Accessing Metadata via TDR
The Terra Data Repository (TDR) offers a complete and authoritative source for the metadata made available by the HCA Data Portal Data Browser. This guide will walk you through the process of accessing metadata stored within TDR.
For detailed information regarding the structure of the data within TDR, see the Terra Data Repository schema.
Finding a Catalog's Sources
Each project in the HCA Data Portal Data Browser belongs to a catalog. Each catalog consists of one or more sources, and each source is composed of properties. These properties include the name of the Google Cloud project and the name of the TDR snapshot.
A catalog's sources can be viewed via the Data Browser API /index/catalogs
endpoint.
Using curl
to make the request, and jq
to parse the response, the first step is to identify the current default catalog.
$ curl -s https://service.azul.data.humancellatlas.org/index/catalogs | jq '.default_catalog'
"dcp11"
With the name of the catalog we can now parse out the catalog's source(s) from the endpoint response.
$ curl -s https://service.azul.data.humancellatlas.org/index/catalogs | jq '.catalogs.dcp11.plugins.repository.sources'
[
"tdr:tdr-fp-c315dee1:snapshot/hca_prod_20201120_dcp2___20211101_dcp11:/2"
]
In this example, there is one source for the dcp11
catalog.

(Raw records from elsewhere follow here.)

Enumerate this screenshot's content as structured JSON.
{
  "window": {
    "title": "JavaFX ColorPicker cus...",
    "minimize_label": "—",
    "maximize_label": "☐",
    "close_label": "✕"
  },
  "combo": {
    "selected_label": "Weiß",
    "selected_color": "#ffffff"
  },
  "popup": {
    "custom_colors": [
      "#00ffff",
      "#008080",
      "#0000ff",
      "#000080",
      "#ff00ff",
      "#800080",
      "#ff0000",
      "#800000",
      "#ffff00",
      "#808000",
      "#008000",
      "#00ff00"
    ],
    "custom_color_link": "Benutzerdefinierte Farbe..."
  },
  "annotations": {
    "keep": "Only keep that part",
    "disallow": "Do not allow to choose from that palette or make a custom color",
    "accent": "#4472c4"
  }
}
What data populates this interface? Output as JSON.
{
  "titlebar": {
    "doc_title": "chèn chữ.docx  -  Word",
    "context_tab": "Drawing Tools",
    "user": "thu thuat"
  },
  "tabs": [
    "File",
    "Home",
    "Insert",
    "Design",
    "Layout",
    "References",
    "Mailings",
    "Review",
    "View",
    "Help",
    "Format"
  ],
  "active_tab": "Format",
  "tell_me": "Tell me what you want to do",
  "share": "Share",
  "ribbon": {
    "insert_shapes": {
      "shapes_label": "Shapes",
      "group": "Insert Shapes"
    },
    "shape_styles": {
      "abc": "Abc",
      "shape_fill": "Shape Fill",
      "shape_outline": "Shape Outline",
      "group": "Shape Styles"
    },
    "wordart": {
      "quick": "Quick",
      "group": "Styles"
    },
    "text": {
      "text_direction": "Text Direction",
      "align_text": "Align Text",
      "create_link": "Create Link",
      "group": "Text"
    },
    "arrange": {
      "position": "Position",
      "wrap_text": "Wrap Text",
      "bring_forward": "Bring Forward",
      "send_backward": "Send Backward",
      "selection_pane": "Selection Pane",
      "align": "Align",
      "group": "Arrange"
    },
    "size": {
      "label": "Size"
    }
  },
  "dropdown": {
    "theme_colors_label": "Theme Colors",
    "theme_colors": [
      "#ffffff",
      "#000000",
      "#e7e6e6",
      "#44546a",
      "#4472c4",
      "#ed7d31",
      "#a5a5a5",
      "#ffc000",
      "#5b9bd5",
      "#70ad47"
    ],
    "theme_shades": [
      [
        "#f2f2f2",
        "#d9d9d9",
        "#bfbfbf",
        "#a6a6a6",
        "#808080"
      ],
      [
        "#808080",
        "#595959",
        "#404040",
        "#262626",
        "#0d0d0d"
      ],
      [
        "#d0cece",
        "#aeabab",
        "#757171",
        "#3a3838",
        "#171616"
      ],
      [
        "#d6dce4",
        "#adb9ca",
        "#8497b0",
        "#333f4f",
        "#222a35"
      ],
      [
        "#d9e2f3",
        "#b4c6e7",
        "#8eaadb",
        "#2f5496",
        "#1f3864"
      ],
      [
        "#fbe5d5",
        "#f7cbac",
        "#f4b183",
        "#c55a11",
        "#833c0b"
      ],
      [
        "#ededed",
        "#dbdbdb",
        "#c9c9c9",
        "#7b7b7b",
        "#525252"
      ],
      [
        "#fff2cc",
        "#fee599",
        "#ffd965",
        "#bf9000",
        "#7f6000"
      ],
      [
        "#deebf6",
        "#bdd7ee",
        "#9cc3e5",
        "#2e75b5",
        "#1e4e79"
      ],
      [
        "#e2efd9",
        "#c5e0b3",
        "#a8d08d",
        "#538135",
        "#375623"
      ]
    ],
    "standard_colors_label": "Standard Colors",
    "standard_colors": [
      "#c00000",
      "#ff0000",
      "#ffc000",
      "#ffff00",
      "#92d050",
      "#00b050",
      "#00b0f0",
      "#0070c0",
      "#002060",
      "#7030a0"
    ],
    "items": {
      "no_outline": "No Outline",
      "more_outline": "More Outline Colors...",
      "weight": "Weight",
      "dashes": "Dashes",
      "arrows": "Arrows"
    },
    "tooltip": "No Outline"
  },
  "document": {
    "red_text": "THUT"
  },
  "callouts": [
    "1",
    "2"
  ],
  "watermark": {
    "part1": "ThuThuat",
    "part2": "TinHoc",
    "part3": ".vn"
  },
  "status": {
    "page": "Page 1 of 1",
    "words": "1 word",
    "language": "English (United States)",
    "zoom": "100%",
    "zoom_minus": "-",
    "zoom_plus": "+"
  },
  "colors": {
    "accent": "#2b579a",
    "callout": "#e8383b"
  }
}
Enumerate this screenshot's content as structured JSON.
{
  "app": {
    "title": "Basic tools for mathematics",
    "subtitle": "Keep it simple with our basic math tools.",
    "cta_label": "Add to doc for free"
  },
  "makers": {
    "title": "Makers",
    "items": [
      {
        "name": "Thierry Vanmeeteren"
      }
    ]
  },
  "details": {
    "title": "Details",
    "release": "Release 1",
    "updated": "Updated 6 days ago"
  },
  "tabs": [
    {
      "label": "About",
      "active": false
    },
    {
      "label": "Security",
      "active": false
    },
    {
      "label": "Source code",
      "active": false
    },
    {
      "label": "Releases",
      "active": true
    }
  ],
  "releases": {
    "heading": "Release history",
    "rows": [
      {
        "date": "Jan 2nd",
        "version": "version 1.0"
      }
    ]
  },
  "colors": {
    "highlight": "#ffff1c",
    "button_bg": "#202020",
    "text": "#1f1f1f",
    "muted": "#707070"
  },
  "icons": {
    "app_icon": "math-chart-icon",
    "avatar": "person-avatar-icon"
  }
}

The name of the
project (tdr-fp-c315dee1
) and name of the snapshot (hca_prod_20201120_dcp2___20211101_dcp11
) can be extracted from the source following the syntax below.
"tdr:{PROJECT_NAME}:snapshot/{SNAPSHOT_NAME}:{prefix}"

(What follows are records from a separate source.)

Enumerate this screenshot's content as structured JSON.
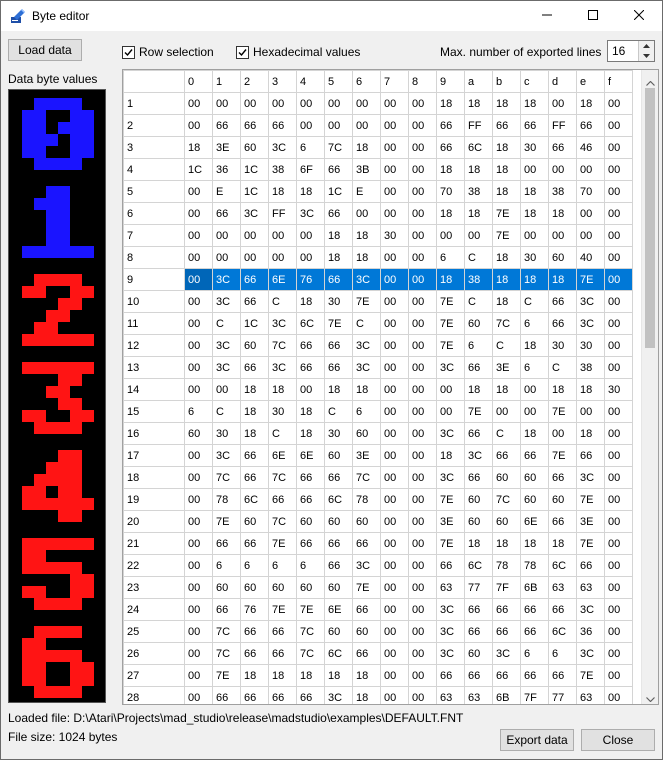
{
  "window": {
    "title": "Byte editor"
  },
  "toolbar": {
    "load_label": "Load data",
    "row_selection_label": "Row selection",
    "row_selection_checked": true,
    "hex_label": "Hexadecimal values",
    "hex_checked": true,
    "max_lines_label": "Max. number of exported lines",
    "max_lines_value": "16"
  },
  "preview": {
    "label": "Data byte values",
    "glyphs": [
      {
        "char": "0",
        "color": "#1a14ff"
      },
      {
        "char": "1",
        "color": "#1a14ff"
      },
      {
        "char": "2",
        "color": "#ff1414"
      },
      {
        "char": "3",
        "color": "#ff1414"
      },
      {
        "char": "4",
        "color": "#ff1414"
      },
      {
        "char": "5",
        "color": "#ff1414"
      },
      {
        "char": "6",
        "color": "#ff1414"
      }
    ]
  },
  "grid": {
    "columns": [
      "0",
      "1",
      "2",
      "3",
      "4",
      "5",
      "6",
      "7",
      "8",
      "9",
      "a",
      "b",
      "c",
      "d",
      "e",
      "f"
    ],
    "selected_row": 9,
    "rows": [
      {
        "n": "1",
        "v": [
          "00",
          "00",
          "00",
          "00",
          "00",
          "00",
          "00",
          "00",
          "00",
          "18",
          "18",
          "18",
          "18",
          "00",
          "18",
          "00"
        ]
      },
      {
        "n": "2",
        "v": [
          "00",
          "66",
          "66",
          "66",
          "00",
          "00",
          "00",
          "00",
          "00",
          "66",
          "FF",
          "66",
          "66",
          "FF",
          "66",
          "00"
        ]
      },
      {
        "n": "3",
        "v": [
          "18",
          "3E",
          "60",
          "3C",
          "6",
          "7C",
          "18",
          "00",
          "00",
          "66",
          "6C",
          "18",
          "30",
          "66",
          "46",
          "00"
        ]
      },
      {
        "n": "4",
        "v": [
          "1C",
          "36",
          "1C",
          "38",
          "6F",
          "66",
          "3B",
          "00",
          "00",
          "18",
          "18",
          "18",
          "00",
          "00",
          "00",
          "00"
        ]
      },
      {
        "n": "5",
        "v": [
          "00",
          "E",
          "1C",
          "18",
          "18",
          "1C",
          "E",
          "00",
          "00",
          "70",
          "38",
          "18",
          "18",
          "38",
          "70",
          "00"
        ]
      },
      {
        "n": "6",
        "v": [
          "00",
          "66",
          "3C",
          "FF",
          "3C",
          "66",
          "00",
          "00",
          "00",
          "18",
          "18",
          "7E",
          "18",
          "18",
          "00",
          "00"
        ]
      },
      {
        "n": "7",
        "v": [
          "00",
          "00",
          "00",
          "00",
          "00",
          "18",
          "18",
          "30",
          "00",
          "00",
          "00",
          "7E",
          "00",
          "00",
          "00",
          "00"
        ]
      },
      {
        "n": "8",
        "v": [
          "00",
          "00",
          "00",
          "00",
          "00",
          "18",
          "18",
          "00",
          "00",
          "6",
          "C",
          "18",
          "30",
          "60",
          "40",
          "00"
        ]
      },
      {
        "n": "9",
        "v": [
          "00",
          "3C",
          "66",
          "6E",
          "76",
          "66",
          "3C",
          "00",
          "00",
          "18",
          "38",
          "18",
          "18",
          "18",
          "7E",
          "00"
        ]
      },
      {
        "n": "10",
        "v": [
          "00",
          "3C",
          "66",
          "C",
          "18",
          "30",
          "7E",
          "00",
          "00",
          "7E",
          "C",
          "18",
          "C",
          "66",
          "3C",
          "00"
        ]
      },
      {
        "n": "11",
        "v": [
          "00",
          "C",
          "1C",
          "3C",
          "6C",
          "7E",
          "C",
          "00",
          "00",
          "7E",
          "60",
          "7C",
          "6",
          "66",
          "3C",
          "00"
        ]
      },
      {
        "n": "12",
        "v": [
          "00",
          "3C",
          "60",
          "7C",
          "66",
          "66",
          "3C",
          "00",
          "00",
          "7E",
          "6",
          "C",
          "18",
          "30",
          "30",
          "00"
        ]
      },
      {
        "n": "13",
        "v": [
          "00",
          "3C",
          "66",
          "3C",
          "66",
          "66",
          "3C",
          "00",
          "00",
          "3C",
          "66",
          "3E",
          "6",
          "C",
          "38",
          "00"
        ]
      },
      {
        "n": "14",
        "v": [
          "00",
          "00",
          "18",
          "18",
          "00",
          "18",
          "18",
          "00",
          "00",
          "00",
          "18",
          "18",
          "00",
          "18",
          "18",
          "30"
        ]
      },
      {
        "n": "15",
        "v": [
          "6",
          "C",
          "18",
          "30",
          "18",
          "C",
          "6",
          "00",
          "00",
          "00",
          "7E",
          "00",
          "00",
          "7E",
          "00",
          "00"
        ]
      },
      {
        "n": "16",
        "v": [
          "60",
          "30",
          "18",
          "C",
          "18",
          "30",
          "60",
          "00",
          "00",
          "3C",
          "66",
          "C",
          "18",
          "00",
          "18",
          "00"
        ]
      },
      {
        "n": "17",
        "v": [
          "00",
          "3C",
          "66",
          "6E",
          "6E",
          "60",
          "3E",
          "00",
          "00",
          "18",
          "3C",
          "66",
          "66",
          "7E",
          "66",
          "00"
        ]
      },
      {
        "n": "18",
        "v": [
          "00",
          "7C",
          "66",
          "7C",
          "66",
          "66",
          "7C",
          "00",
          "00",
          "3C",
          "66",
          "60",
          "60",
          "66",
          "3C",
          "00"
        ]
      },
      {
        "n": "19",
        "v": [
          "00",
          "78",
          "6C",
          "66",
          "66",
          "6C",
          "78",
          "00",
          "00",
          "7E",
          "60",
          "7C",
          "60",
          "60",
          "7E",
          "00"
        ]
      },
      {
        "n": "20",
        "v": [
          "00",
          "7E",
          "60",
          "7C",
          "60",
          "60",
          "60",
          "00",
          "00",
          "3E",
          "60",
          "60",
          "6E",
          "66",
          "3E",
          "00"
        ]
      },
      {
        "n": "21",
        "v": [
          "00",
          "66",
          "66",
          "7E",
          "66",
          "66",
          "66",
          "00",
          "00",
          "7E",
          "18",
          "18",
          "18",
          "18",
          "7E",
          "00"
        ]
      },
      {
        "n": "22",
        "v": [
          "00",
          "6",
          "6",
          "6",
          "6",
          "66",
          "3C",
          "00",
          "00",
          "66",
          "6C",
          "78",
          "78",
          "6C",
          "66",
          "00"
        ]
      },
      {
        "n": "23",
        "v": [
          "00",
          "60",
          "60",
          "60",
          "60",
          "60",
          "7E",
          "00",
          "00",
          "63",
          "77",
          "7F",
          "6B",
          "63",
          "63",
          "00"
        ]
      },
      {
        "n": "24",
        "v": [
          "00",
          "66",
          "76",
          "7E",
          "7E",
          "6E",
          "66",
          "00",
          "00",
          "3C",
          "66",
          "66",
          "66",
          "66",
          "3C",
          "00"
        ]
      },
      {
        "n": "25",
        "v": [
          "00",
          "7C",
          "66",
          "66",
          "7C",
          "60",
          "60",
          "00",
          "00",
          "3C",
          "66",
          "66",
          "66",
          "6C",
          "36",
          "00"
        ]
      },
      {
        "n": "26",
        "v": [
          "00",
          "7C",
          "66",
          "66",
          "7C",
          "6C",
          "66",
          "00",
          "00",
          "3C",
          "60",
          "3C",
          "6",
          "6",
          "3C",
          "00"
        ]
      },
      {
        "n": "27",
        "v": [
          "00",
          "7E",
          "18",
          "18",
          "18",
          "18",
          "18",
          "00",
          "00",
          "66",
          "66",
          "66",
          "66",
          "66",
          "7E",
          "00"
        ]
      },
      {
        "n": "28",
        "v": [
          "00",
          "66",
          "66",
          "66",
          "66",
          "3C",
          "18",
          "00",
          "00",
          "63",
          "63",
          "6B",
          "7F",
          "77",
          "63",
          "00"
        ]
      }
    ]
  },
  "footer": {
    "loaded_file": "Loaded file: D:\\Atari\\Projects\\mad_studio\\release\\madstudio\\examples\\DEFAULT.FNT",
    "file_size": "File size: 1024 bytes",
    "export_label": "Export data",
    "close_label": "Close"
  }
}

Running BigQuery SQL Queries
Access to the metadata in TDR can be accomplished using Google BigQuery. Queries can be run via the Cloud Console or by using the command-line tool bq
.
Example queries
Replace the following placeholders in the query with the appropriate value prior to use:
{GC_PROJECT}
: The name of the Google Cloud project.{SNAPSHOT}
: The name of the snapshot.{PROJECT_ID}
: The ID of a project in the HCA Data Portal Data Browser.

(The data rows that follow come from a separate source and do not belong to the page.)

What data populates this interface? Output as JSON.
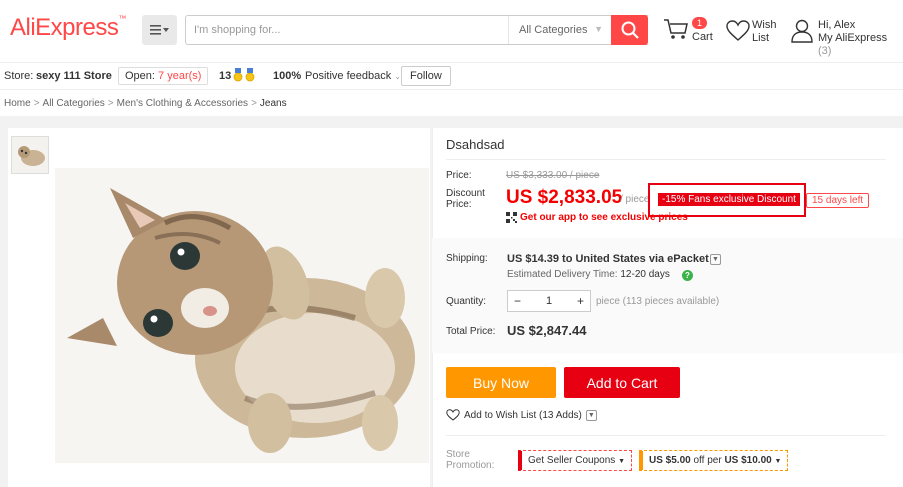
{
  "header": {
    "logo": "AliExpress",
    "search_placeholder": "I'm shopping for...",
    "category_select": "All Categories",
    "cart_count": "1",
    "cart_label": "Cart",
    "wish_label_1": "Wish",
    "wish_label_2": "List",
    "user_greeting": "Hi, Alex",
    "user_account": "My AliExpress",
    "user_count": "(3)"
  },
  "store": {
    "label": "Store:",
    "name": "sexy 111 Store",
    "open_prefix": "Open:",
    "open_years": "7 year(s)",
    "level": "13",
    "feedback_pct": "100%",
    "feedback_label": "Positive feedback",
    "follow": "Follow"
  },
  "breadcrumb": [
    "Home",
    "All Categories",
    "Men's Clothing & Accessories",
    "Jeans"
  ],
  "product": {
    "title": "Dsahdsad",
    "price_label": "Price:",
    "original_price": "US $3,333.00 / piece",
    "discount_label_1": "Discount",
    "discount_label_2": "Price:",
    "discount_price": "US $2,833.05",
    "per_piece": "/ piece",
    "fans_discount": "-15% Fans exclusive Discount",
    "days_left": "15 days left",
    "app_promo": "Get our app to see exclusive prices"
  },
  "shipping": {
    "label": "Shipping:",
    "value": "US $14.39 to United States via ePacket",
    "eta_label": "Estimated Delivery Time:",
    "eta_value": "12-20 days"
  },
  "quantity": {
    "label": "Quantity:",
    "value": "1",
    "available": "piece (113 pieces available)"
  },
  "total": {
    "label": "Total Price:",
    "value": "US $2,847.44"
  },
  "actions": {
    "buy_now": "Buy Now",
    "add_to_cart": "Add to Cart",
    "add_wishlist": "Add to Wish List (13 Adds)"
  },
  "promotion": {
    "label_1": "Store",
    "label_2": "Promotion:",
    "coupon": "Get Seller Coupons",
    "deal_amount": "US $5.00",
    "deal_mid": "off per",
    "deal_threshold": "US $10.00"
  },
  "colors": {
    "brand_red": "#ff4747",
    "price_red": "#f40000",
    "buy_orange": "#ff9700",
    "cart_red": "#e60012"
  }
}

To query for all subgraphs (links) in one project:
SELECT links_id, content
FROM `{PROJECT}.{SNAPSHOT}.links`
WHERE project_id = '{PROJECT_ID}'
To query for all specimen from organism(*) entities in one project:
(*) Note: This query can be adapted for other types of biomaterials such as cell
suspensions or donor organisms by replacing the values of the table name
specimen_from_organism
and ID field specimen_from_organism_id
.
WITH contents AS (
SELECT content
FROM `{GC_PROJECT}.{SNAPSHOT}.links` AS links,
UNNEST(JSON_EXTRACT_ARRAY(links.content, '$.links')) AS content
WHERE links.project_id = '{PROJECT_ID}'
)
SELECT entity.specimen_from_organism_id, entity.content
FROM `{GC_PROJECT}.{SNAPSHOT}.specimen_from_organism` AS entity
WHERE entity.specimen_from_organism_id in (
SELECT JSON_VALUE(input, '$.input_id') AS id
FROM contents, UNNEST(JSON_EXTRACT_ARRAY(contents.content, '$.inputs')) AS input
UNION ALL
SELECT JSON_VALUE(output, '$.output_id') AS id
FROM contents, UNNEST(JSON_EXTRACT_ARRAY(contents.content, '$.outputs')) AS output
)
To query for all analysis protocol(*) entities in one project:
(*) Note: This query can be adapted for other types of protocols such as library
preparation protocols or imaging protocols by replacing the values of the table
name analysis_protocol
and ID field analysis_protocol_id
.
WITH contents AS (
SELECT content
FROM `{GC_PROJECT}.{SNAPSHOT}.links` AS links,
UNNEST(JSON_EXTRACT_ARRAY(links.content, '$.links')) AS content
WHERE links.project_id = '{PROJET_ID}'
)
SELECT entity.analysis_protocol_id, entity.content
FROM `{GC_PROJECT}.{SNAPSHOT}.analysis_protocol` AS entity
WHERE entity.analysis_protocol_id in (
SELECT JSON_VALUE(protocol, '$.protocol_id') AS id
FROM contents, UNNEST(JSON_EXTRACT_ARRAY(contents.content, '$.protocols')) AS protocol
)